On December 3, the Karenni Nationalities Defence Force captured four junta troops from LIB 108, the unit responsible for the Moso killings. However, it has yet to confirm whether the soldiers in its custody were among those who took part in the incident.

Moreover, even if they could shed some light on the events that led to the deaths of dozens of innocent civilians more than a year ago, the soldiers’ testimonies would have limited legal value, according to Bo Bo. 

“We can’t make the captured soldiers testify because they are prisoners of war, which means that they would not be testifying of their own free will. In other words, their testimonies can be influenced and so cannot be used in court,” he said.

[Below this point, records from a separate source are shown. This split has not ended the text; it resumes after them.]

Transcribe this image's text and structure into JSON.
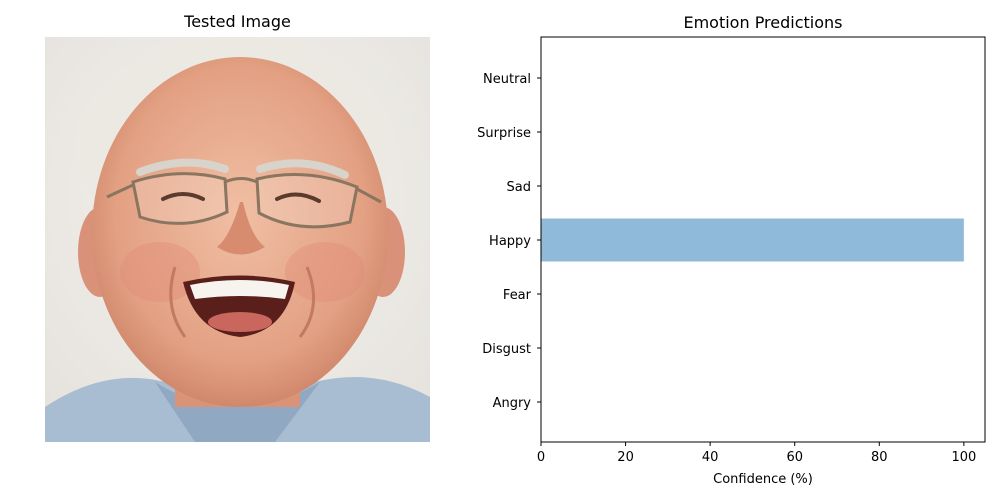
{
  "left_panel": {
    "title": "Tested Image"
  },
  "chart_data": {
    "type": "bar",
    "orientation": "horizontal",
    "title": "Emotion Predictions",
    "xlabel": "Confidence (%)",
    "ylabel": "",
    "categories": [
      "Angry",
      "Disgust",
      "Fear",
      "Happy",
      "Sad",
      "Surprise",
      "Neutral"
    ],
    "values": [
      0,
      0,
      0,
      100,
      0,
      0,
      0
    ],
    "xlim": [
      0,
      105
    ],
    "xticks": [
      0,
      20,
      40,
      60,
      80,
      100
    ],
    "bar_color": "#8fbad9",
    "grid": false
  }
}
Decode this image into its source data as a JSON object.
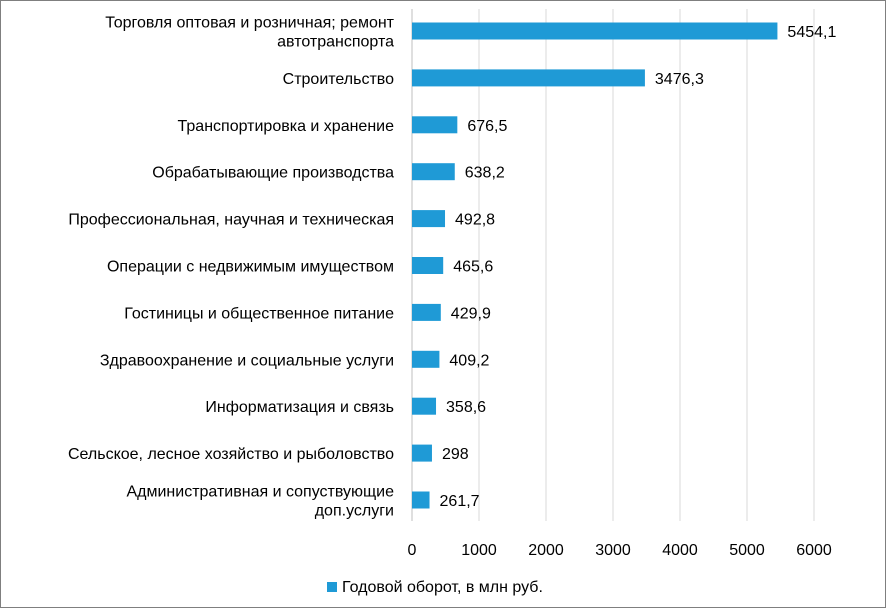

Meanwhile, in a statement released on December 23, IIMM head Nicholas Koumjian said that the human rights body continues to collect data on war crimes committed by the military all over the country in order to hold the perpetrators accountable.

According to Thae Mar, there have been many more deaths over the past year. “The things that have happened this year were unspeakably horrifying,” she said.

Less than a month after they were forced to flee Moso, residents of the village experienced renewed terror when they were hit by a junta airstrike while sheltering at a camp for internally displaced persons (IDPs). Three people, including two young sisters, were killed in that attack.

Being constantly hounded by the regime has taken a severe toll on the lives of the Moso villagers, at least five of whom have died due to their psychological trauma, according to Thae Mar.

“I just want this year to end so we can get past this chapter of our lives,” she said as 2022—the worst year of her life—drew to a close.